Bölüm 3

53 16 3
                                    

Asel'den

-babaaaaa!

Sabahın seherinde ne işim var acaba benim babamın muayenesinde bilmiyorum. Tek bildiğim babamın acilen gel diyerek telefonu yüzüme kapatmasıydı.

Söylenerek içeri girdim. Babam hala pijamasıyla ki bu çok nadir görülür hep tarzdır kendileri. Saçı felan da dağınıkdı yani kalktığı gibi buraya getirilmiş çok belliydi de ben niye? Saat 6 bile değil daha!

Sanırım evden çıktığımdan beri başıma gelen en güzel şey bir albino hastası ile tanışmış olmamdı. Çok güzeller ama benim tanıştığım albino çok solgundu ve biraz sinirliydi sanırım. Neyse ne yıllık şansımı kullandım sanırım ben bir albino ile tanışarak. Şimdi içeri geçip babamın isteğine boyun eğicem ne güzel ama? Acaba babam ciddimiydi? Beni sırf biri ile tanıştırmak için mi sabahın 6 sında çağırdı?

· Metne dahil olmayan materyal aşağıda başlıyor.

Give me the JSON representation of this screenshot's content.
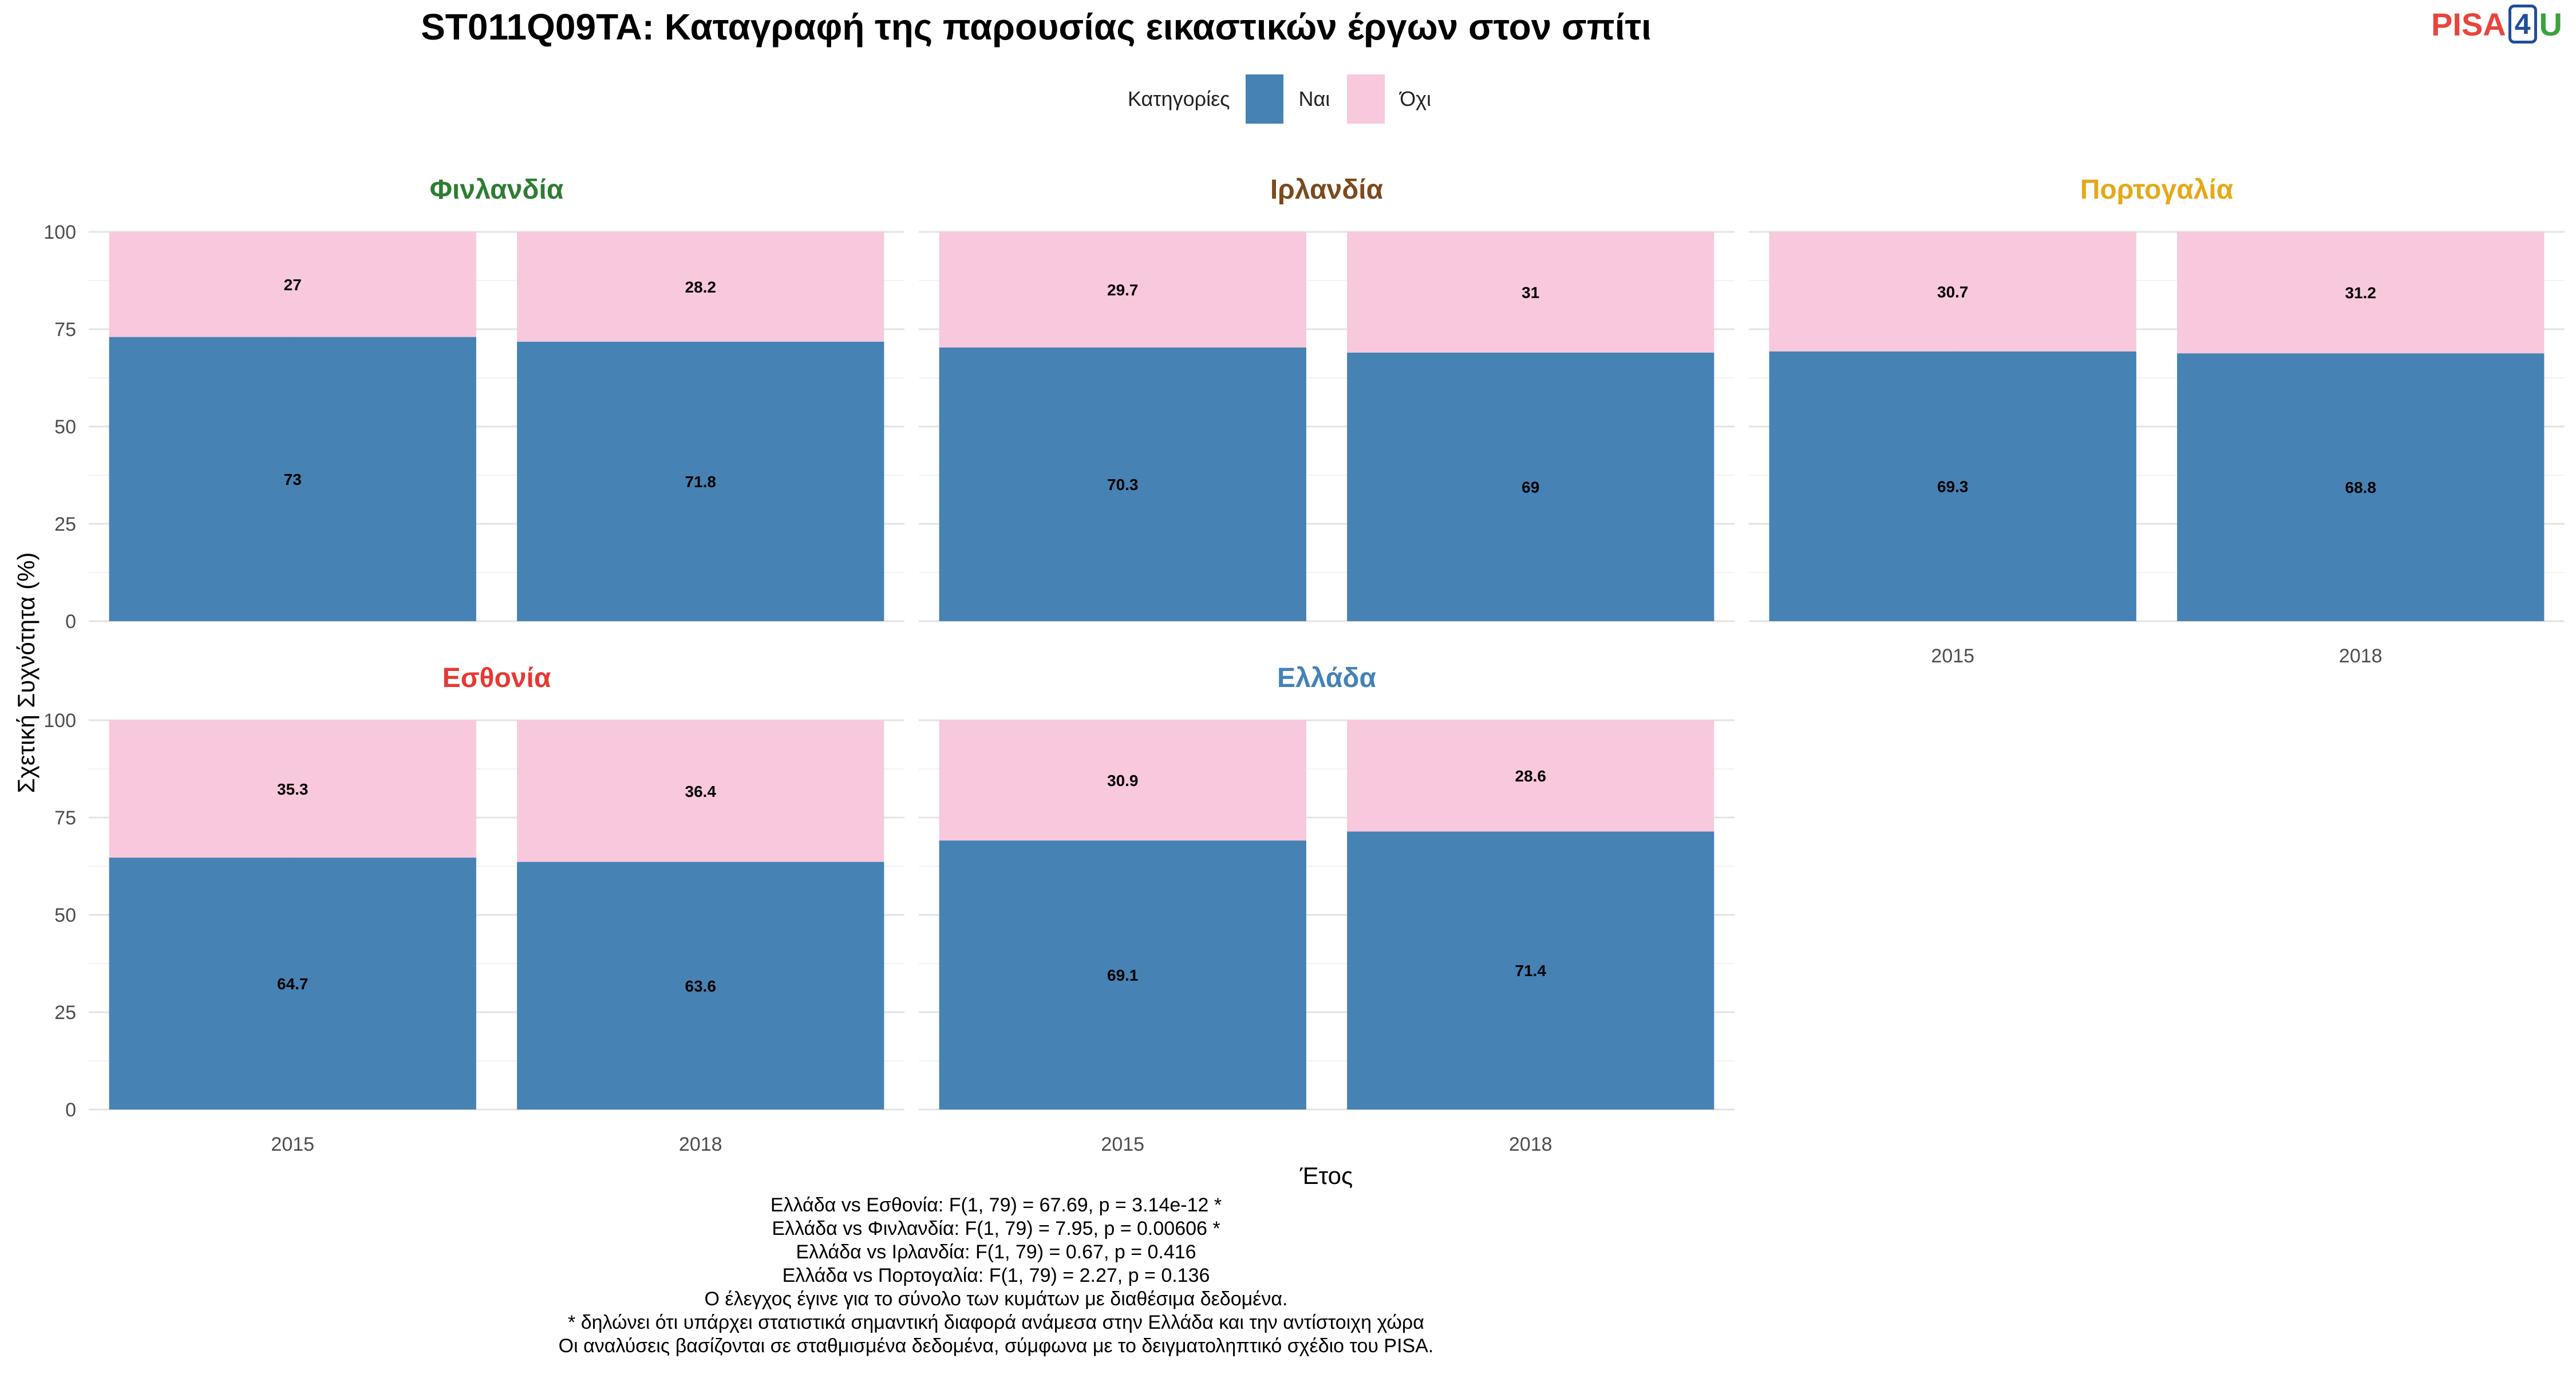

Babam bir psikolog olduğu için kendisine gelen her hastasına kız veya erkek fark etmez 'Arkadaşım' Diye hitap eder. Şimdi de inşAllah beni öyle bir arkadaşı ile tanıştırır , eğer uzak bir yerden gelen yok ne bilim askerlik arkadaşıymış ne bilim üniversiteden arkadaşıymış gibi biriyse varya çok kötü olur. Gerçi şöyle bir düşündüm de niye yapsın ki?

Gözlüğümün bana yakışmadığı konusunda kesin kararlı olan ben onu çıkarıp girişteki sehpanın üzerine koydum. Daha sonra "geldim ve buradayım" diyerek sen şakrak içeri daldım. Babamın en sevdiğim muayne odası burası çünkü burayı bana göre yani sadece benim istediğim bir düzene göre tasarladı. Evden çıkarken sadece telefonumu ve kulaklığımı almıştım. Çanta kullanmaya gerek duymadığım için şu an çok rahatım diyebilirim.

Içeride babamın karşısında oturan beyazlar içinde bir kız vardı. Ciddi anlamda beyazlar içindeydi. Teni, elbisesi, babetleri bembeyazdı. Hastahane kaçkını gibi duruyordu. Durumunun ciddi olduğu belliydi hangi kız dışarı çıkarken bu kadar bakımsız çıkardıki? Gerçi benimde şu an kızdan farkım yokta!

"Asel bu Kumsal benim yeni arkadaşım. Kumsal buda Asel benim tek kızım."

Babam oturduğu sandalyeden ayağı kalkmış ve basit cümlelerle bizi birbirimizle tanıştırmıştı ne incelik ama? Kumsal bana döndüğünde masmavi gözleriyle bana öyle bir bakmıştı ki o gözleri çözmek o an imkansızdı sanırım! Ama bu bakışlar sadece 1 dakika sürmüştü. Anında tebessümüyle baktı bana. Sen ne ayaksın kızım? Gülünce daha güzel olduğunu mu ima ediyorsun? Eğer öyleyse haklısın çünkü. 

Tam bende Kumsal'ın yüzüne tebessüm ediyordum ki, Kumsal hanımın aniden yüzü düştü. Birden tüm ciddiyetiyle"Yeter çok güldük"

Evet ben kalkıp gidiyorum. Bu kız beni çiğ çiğ yer! Bu nasıl bir özgüven acaba? Ego patlaması mıdır? Yoksa böyle ilk görüşte birinden nefret edersin onun nefes alması bile sana batar ya onun gibi bir şey mi hissetti acaba bana karşı?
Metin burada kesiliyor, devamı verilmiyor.